A versão Premier, avaliada em R$ 129.990, aparece como a opção mais racional da linha por já entregar praticamente todos os equipamentos importantes da versão RS. A diferença visual entre elas é clara: enquanto a RS aposta em acabamento escurecido e aparência mais esportiva, a Premier segue uma proposta mais elegante, com detalhes cromados ao redor das janelas, maçanetas e rack de teto, criando um visual sofisticado sem exageros.
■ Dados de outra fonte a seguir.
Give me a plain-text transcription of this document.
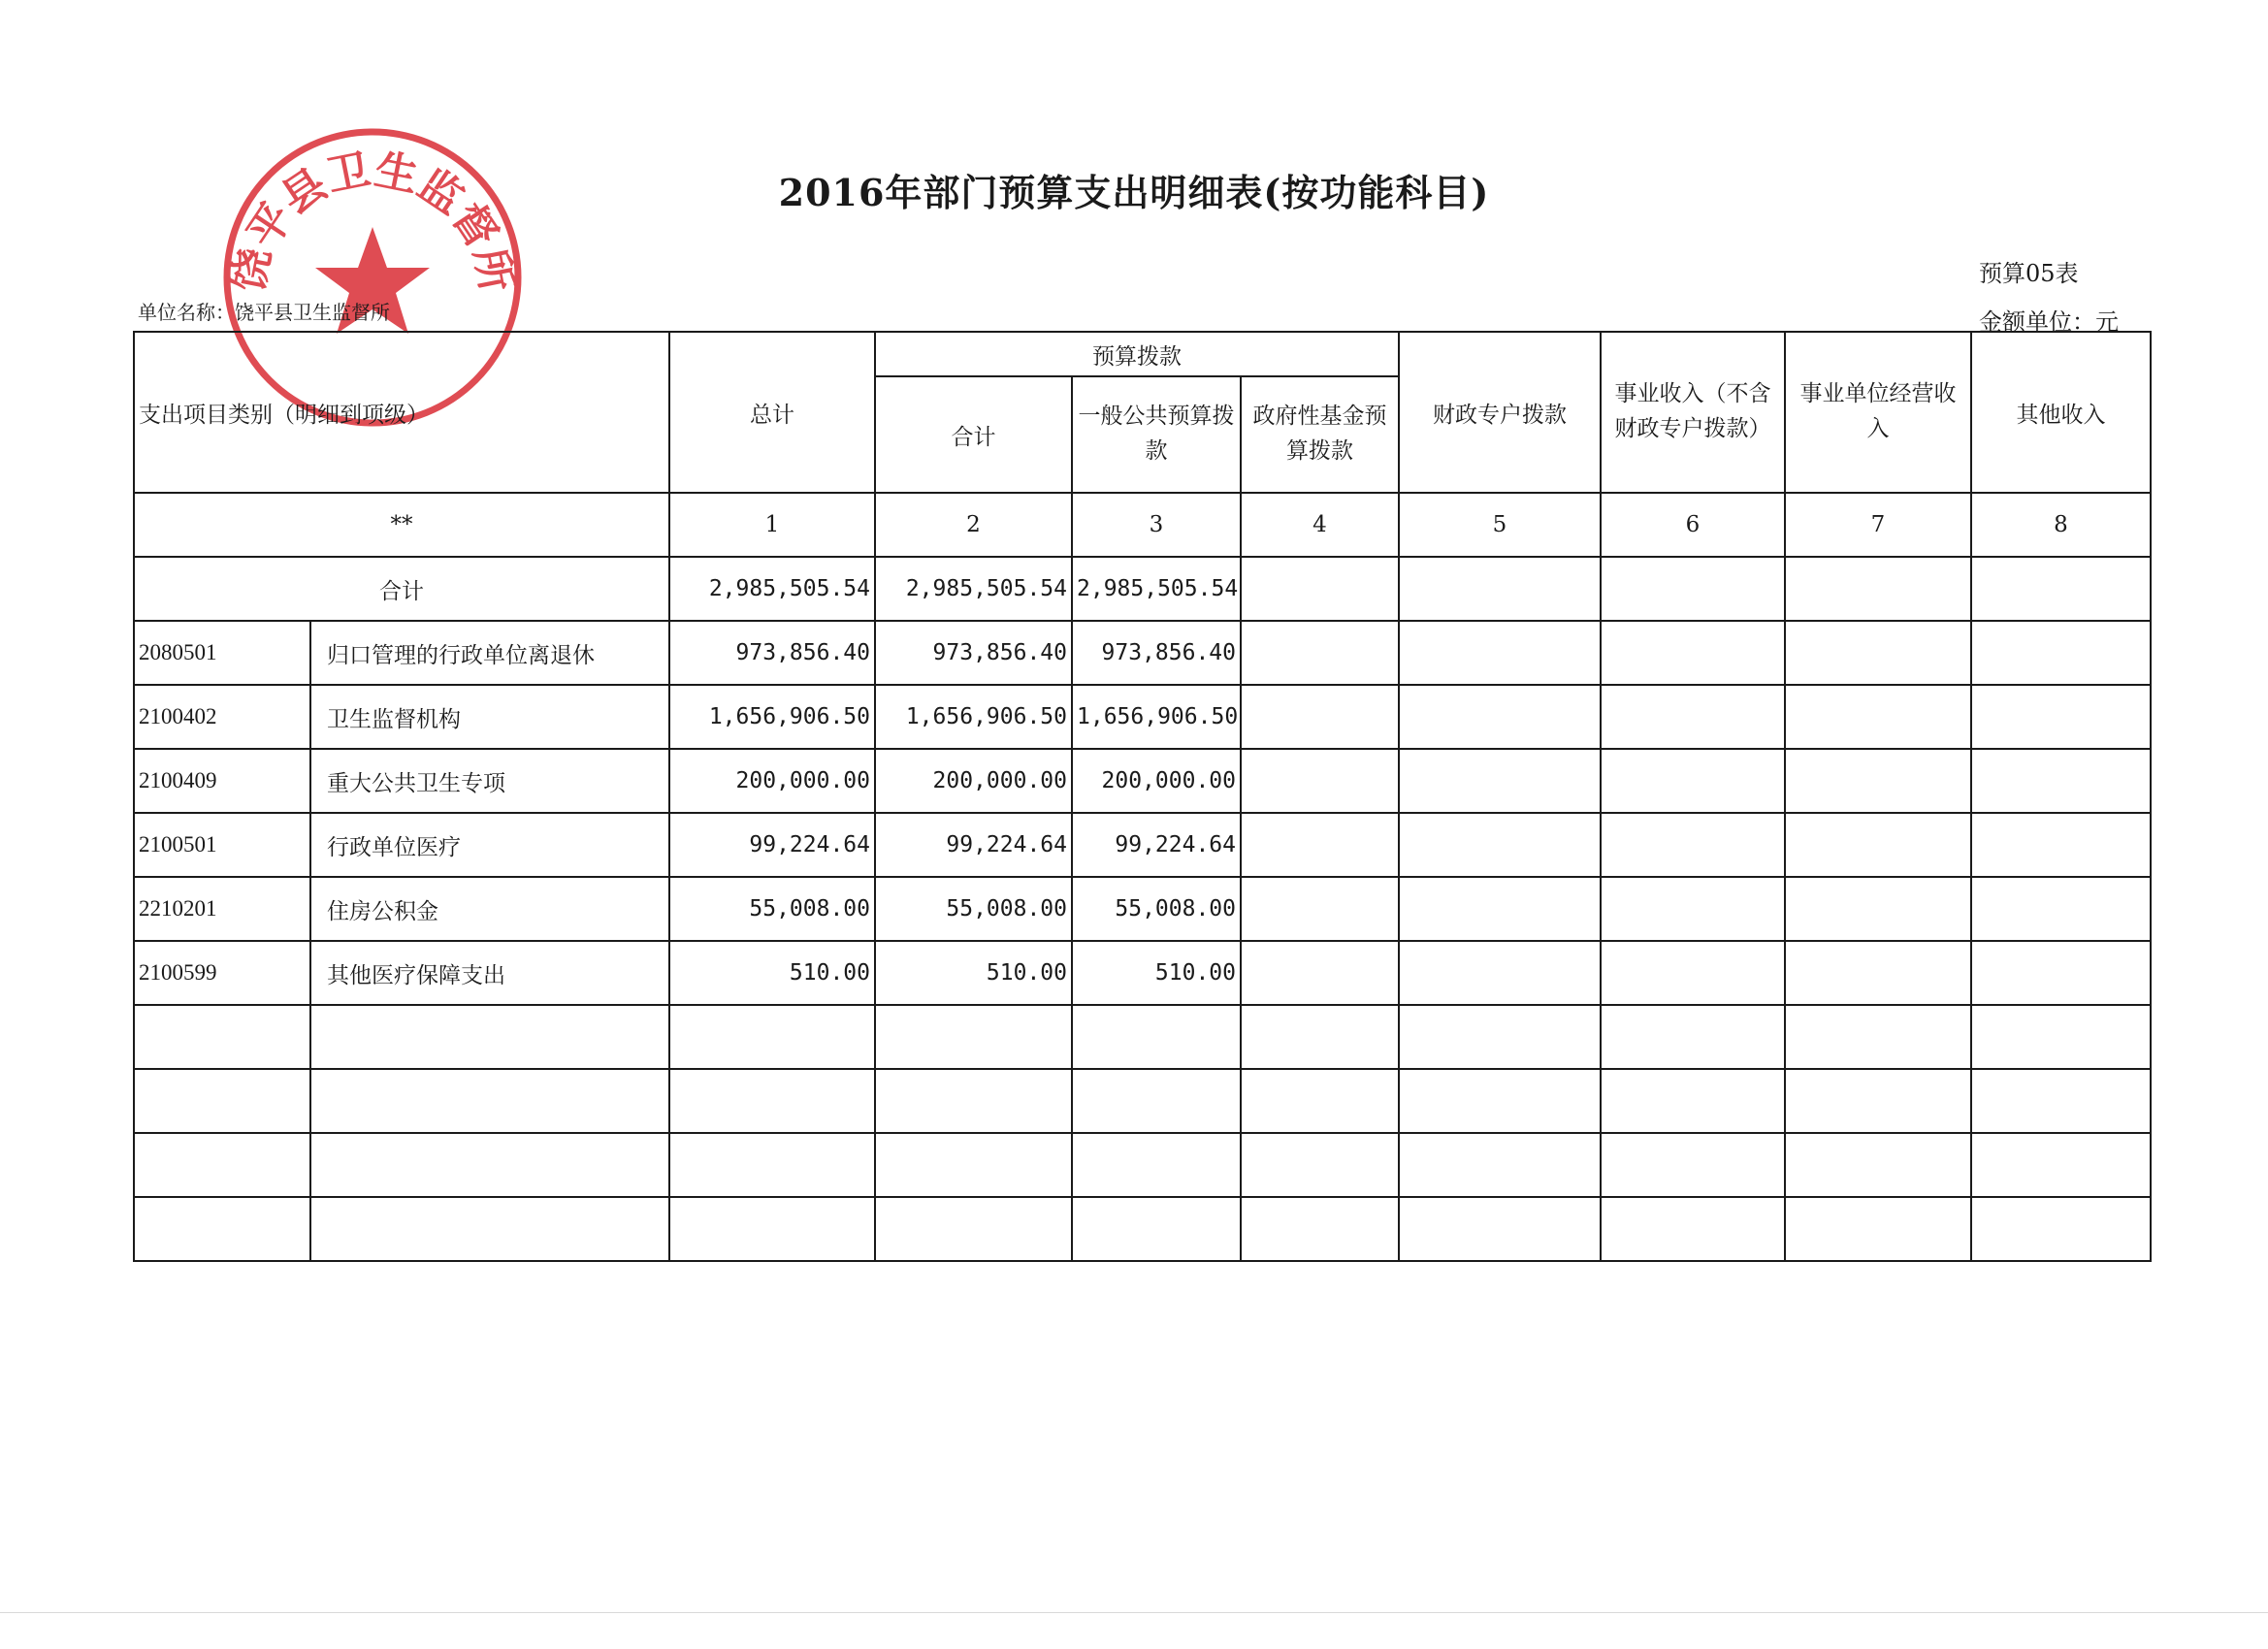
2016年部门预算支出明细表(按功能科目)
饶平县卫生监督所	预算05表
单位名称：饶平县卫生监督所	金额单位：元
支出项目类别（明细到项级）		总计	预算拨款			财政专户拨款	事业收入（不含财政专户拨款）	事业单位经营收入	其他收入
			合计	一般公共预算拨款	政府性基金预算拨款				
**		1	2	3	4	5	6	7	8
合计		2,985,505.54	2,985,505.54	2,985,505.54					
2080501	归口管理的行政单位离退休	973,856.40	973,856.40	973,856.40					
2100402	卫生监督机构	1,656,906.50	1,656,906.50	1,656,906.50					
2100409	重大公共卫生专项	200,000.00	200,000.00	200,000.00					
2100501	行政单位医疗	99,224.64	99,224.64	99,224.64					
2210201	住房公积金	55,008.00	55,008.00	55,008.00					
2100599	其他医疗保障支出	510.00	510.00	510.00					
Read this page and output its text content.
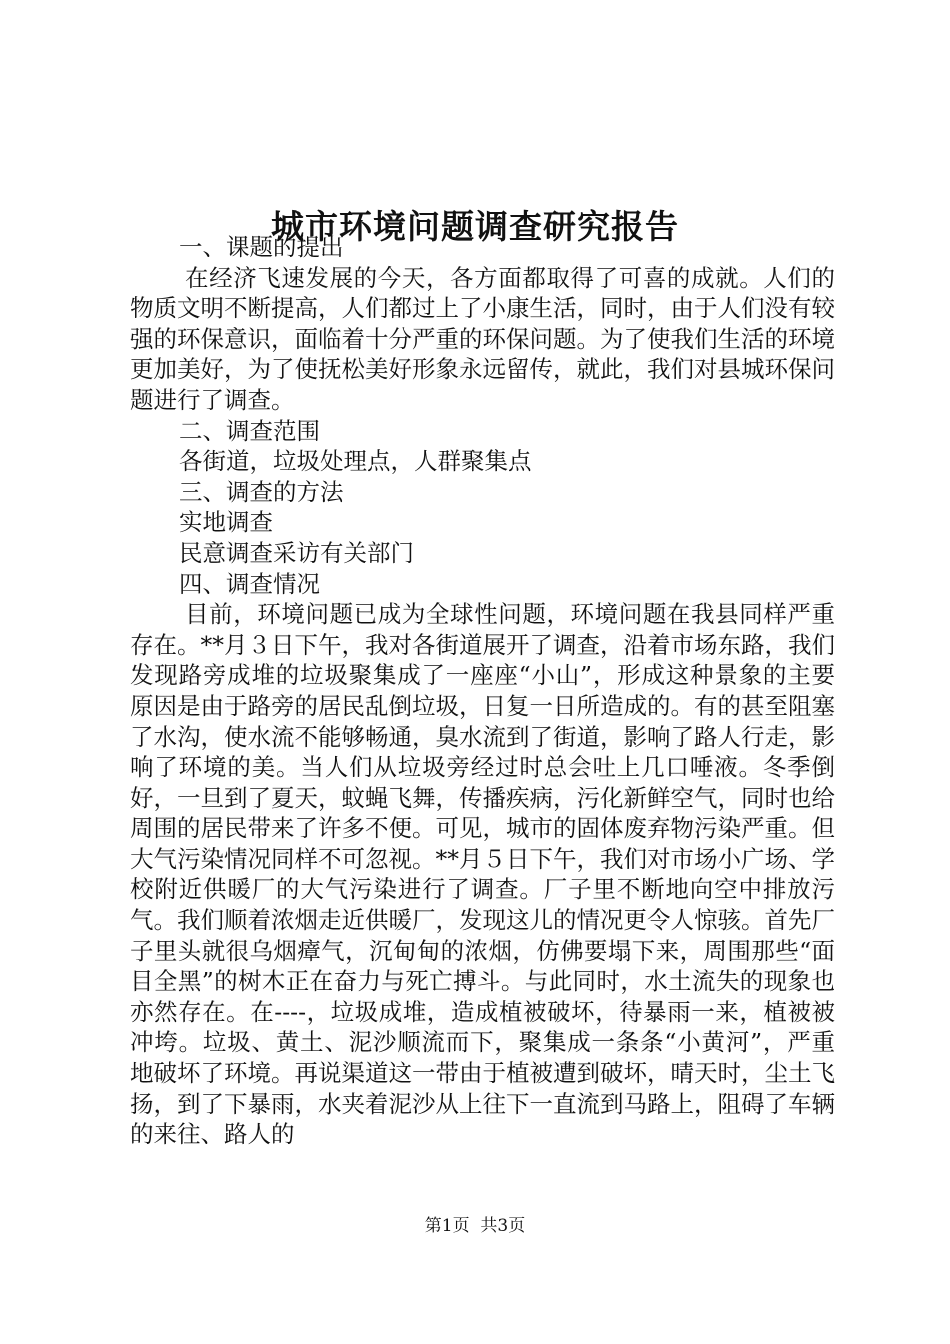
城市环境问题调查研究报告

一、课题的提出

在经济飞速发展的今天，各方面都取得了可喜的成就。人们的物质文明不断提高，人们都过上了小康生活，同时，由于人们没有较强的环保意识，面临着十分严重的环保问题。为了使我们生活的环境更加美好，为了使抚松美好形象永远留传，就此，我们对县城环保问题进行了调查。

二、调查范围

各街道，垃圾处理点，人群聚集点

三、调查的方法

实地调查

民意调查采访有关部门

四、调查情况

目前，环境问题已成为全球性问题，环境问题在我县同样严重存在。**月３日下午，我对各街道展开了调查，沿着市场东路，我们发现路旁成堆的垃圾聚集成了一座座“小山”，形成这种景象的主要原因是由于路旁的居民乱倒垃圾，日复一日所造成的。有的甚至阻塞了水沟，使水流不能够畅通，臭水流到了街道，影响了路人行走，影响了环境的美。当人们从垃圾旁经过时总会吐上几口唾液。冬季倒好，一旦到了夏天，蚊蝇飞舞，传播疾病，污化新鲜空气，同时也给周围的居民带来了许多不便。可见，城市的固体废弃物污染严重。但大气污染情况同样不可忽视。**月５日下午，我们对市场小广场、学校附近供暖厂的大气污染进行了调查。厂子里不断地向空中排放污气。我们顺着浓烟走近供暖厂，发现这儿的情况更令人惊骇。首先厂子里头就很乌烟瘴气，沉甸甸的浓烟，仿佛要塌下来，周围那些“面目全黑”的树木正在奋力与死亡搏斗。与此同时，水土流失的现象也亦然存在。在----，垃圾成堆，造成植被破坏，待暴雨一来，植被被冲垮。垃圾、黄土、泥沙顺流而下，聚集成一条条“小黄河”，严重地破坏了环境。再说渠道这一带由于植被遭到破坏，晴天时，尘土飞扬，到了下暴雨，水夹着泥沙从上往下一直流到马路上，阻碍了车辆的来往、路人的

第1页 共3页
Mesmo sendo a configuração de entrada da linha, o Sonic Premier já traz iluminação totalmente em LED, incluindo faróis auxiliares de neblina, algo raro em concorrentes diretos da Volkswagen. O para-choque tem desenho agressivo, entradas de ar bem marcadas e um conjunto frontal que transmite sensação de carro mais caro. A nova identidade visual da Chevrolet também chama atenção, principalmente pelo logotipo mais fino e moderno.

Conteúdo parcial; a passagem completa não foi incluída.